Just because naming things is your prerogative doesn’t mean you know enough yet to do so.
Just another bit of everyday magic.
To call them “ideas” is to acknowledge your own limitations, to admit that sometimes exactly the right word is beyond your reach, but you can always find something close enough, and faith in the interest and intelligence of readers is not ill-founded. Like leaves, spreading in sunshine, gathering light, feeding the whole, pushing themselves open just by growing.
All that long winter, when those who might have minded were instead asleep, and ignorant, or dead, or renewing and repairing themselves, their guard let down, receptive to dreams, drawing closer to sympathy — All that cold dark time, they ignored me and I grew, unmolested. And just by continuing, I improved. Just by letting my injured parts find their own way. A certain amount of disinterest on the part of the guardian was essential to my success here.
"...it is best to set new promise on a high shelf, out of easy sight and reach, but
where it still may receive sunshine and fresh breezes. It is best, if you care for
it at all, not to burden its fragile novelty with too much attention. A certain
amount of disinterest is essential to its success here..."
For it has a heavy task: it must open itself to the world. It must discover its fit; its soft parts must negotiate with the verities, and it must cede a portion of its own will. Obviously, this is a very delicate business. Too overwhelming a surround will distort its free expression, will press those soft bits into artificial angles and flatten its particulars into smooth planes, and snuff out some of its embryonic destinies.
A certain amount of disinterest is essential to its success here.
Which is not to say that great beauty cannot arise from this kind (or any kind) of difficulty. Or that any destiny is irredeemable — at least as long as promise lives. Not at all. Just that it may take much longer.
So, really…it would be better just to step back. Let it emerge, like a crammed leaf. Let it come out, unfurl itself, spread out in sunshine, begin to feed itself on sunlight and mild rain, and begin to shuttle its excess/abundance back to the main trunk, the root. Let it just be.
Wait for it to reveal itself. Resist the urge to name it. Just because naming things is your prerogative doesn’t mean you know enough yet to do so.
Do these things in memory of the First Example. The Prototype. The original extension of the godhead. Honor the Pattern, laid down in the Beginning, in which you now emerge. The next, the latest realization of creation, which is not a static otherness, but is truly alive as we are alive. The Larger Thing, the Process we are part of, and that we replicate. Are Becoming and will/be Become.
Also, get used to ending your prayers with, “I don’t know what that is.”
I have found a holy place where truth comes together. Thick with leaves, leaves shaped like coins, or communion wafers. Copper colored, mauve, blue-grey, chocolate.
A hard time befell the people, and they learned what a conflict is. How it
presents itself -- not merely as a clash of hopes or wishes, but a clash of
necessities, a contest with genuine costs -- costs of entry, of loss, of victory.

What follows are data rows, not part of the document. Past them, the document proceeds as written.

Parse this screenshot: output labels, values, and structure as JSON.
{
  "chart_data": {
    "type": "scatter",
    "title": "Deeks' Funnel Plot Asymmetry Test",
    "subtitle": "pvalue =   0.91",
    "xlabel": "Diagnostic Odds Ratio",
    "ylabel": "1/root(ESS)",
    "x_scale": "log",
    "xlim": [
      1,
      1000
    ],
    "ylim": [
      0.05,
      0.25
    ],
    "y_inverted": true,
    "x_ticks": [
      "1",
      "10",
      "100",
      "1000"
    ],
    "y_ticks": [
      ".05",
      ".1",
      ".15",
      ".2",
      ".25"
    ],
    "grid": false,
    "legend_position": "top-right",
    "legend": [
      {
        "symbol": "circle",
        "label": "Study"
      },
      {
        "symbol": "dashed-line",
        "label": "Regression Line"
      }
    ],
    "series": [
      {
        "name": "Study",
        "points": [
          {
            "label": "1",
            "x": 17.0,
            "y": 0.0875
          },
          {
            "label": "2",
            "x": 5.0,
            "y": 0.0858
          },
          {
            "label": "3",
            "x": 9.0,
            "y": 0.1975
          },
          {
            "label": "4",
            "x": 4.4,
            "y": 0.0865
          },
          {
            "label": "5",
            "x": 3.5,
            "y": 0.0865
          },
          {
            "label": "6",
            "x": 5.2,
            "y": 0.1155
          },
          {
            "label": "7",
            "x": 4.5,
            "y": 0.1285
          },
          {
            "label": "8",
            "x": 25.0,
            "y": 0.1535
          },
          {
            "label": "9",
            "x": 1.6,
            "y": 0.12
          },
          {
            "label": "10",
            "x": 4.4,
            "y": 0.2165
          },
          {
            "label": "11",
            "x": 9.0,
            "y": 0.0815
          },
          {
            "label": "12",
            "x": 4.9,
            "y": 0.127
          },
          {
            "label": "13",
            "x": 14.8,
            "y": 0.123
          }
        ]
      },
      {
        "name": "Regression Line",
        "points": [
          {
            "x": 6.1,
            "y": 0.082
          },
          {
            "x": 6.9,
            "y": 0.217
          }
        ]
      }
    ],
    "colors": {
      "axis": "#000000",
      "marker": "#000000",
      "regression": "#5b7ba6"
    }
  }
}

This woodsy place is shadowy, with wavering light; and carpeted with the fallen, deep and soft, so that the footfalls of all who come after are silenced. The very path they walk mutes their passage.
The place is rich with sounds and smells, and zephyrs that carry the lightest hint of warm amber, the taste of toasted sugar, on warm, humid air. But its features are subtle. Too muscular an appreciation extinguishes them. One learns, therefore to rest, open to what is available. That’s when it drifts over you, wells up in you, reveals itself as the world you’ve been moving around in all this time. Always and forever. It shows you it has always been just this close at hand, forever. And this is both a vast relief and a heartbreak for which you no longer have the time.
A sneak, a spy, a covert operator with a growling stomach,
making loud assertions with gut juices, and blowing his own cover.
You take what presents itself when it comes.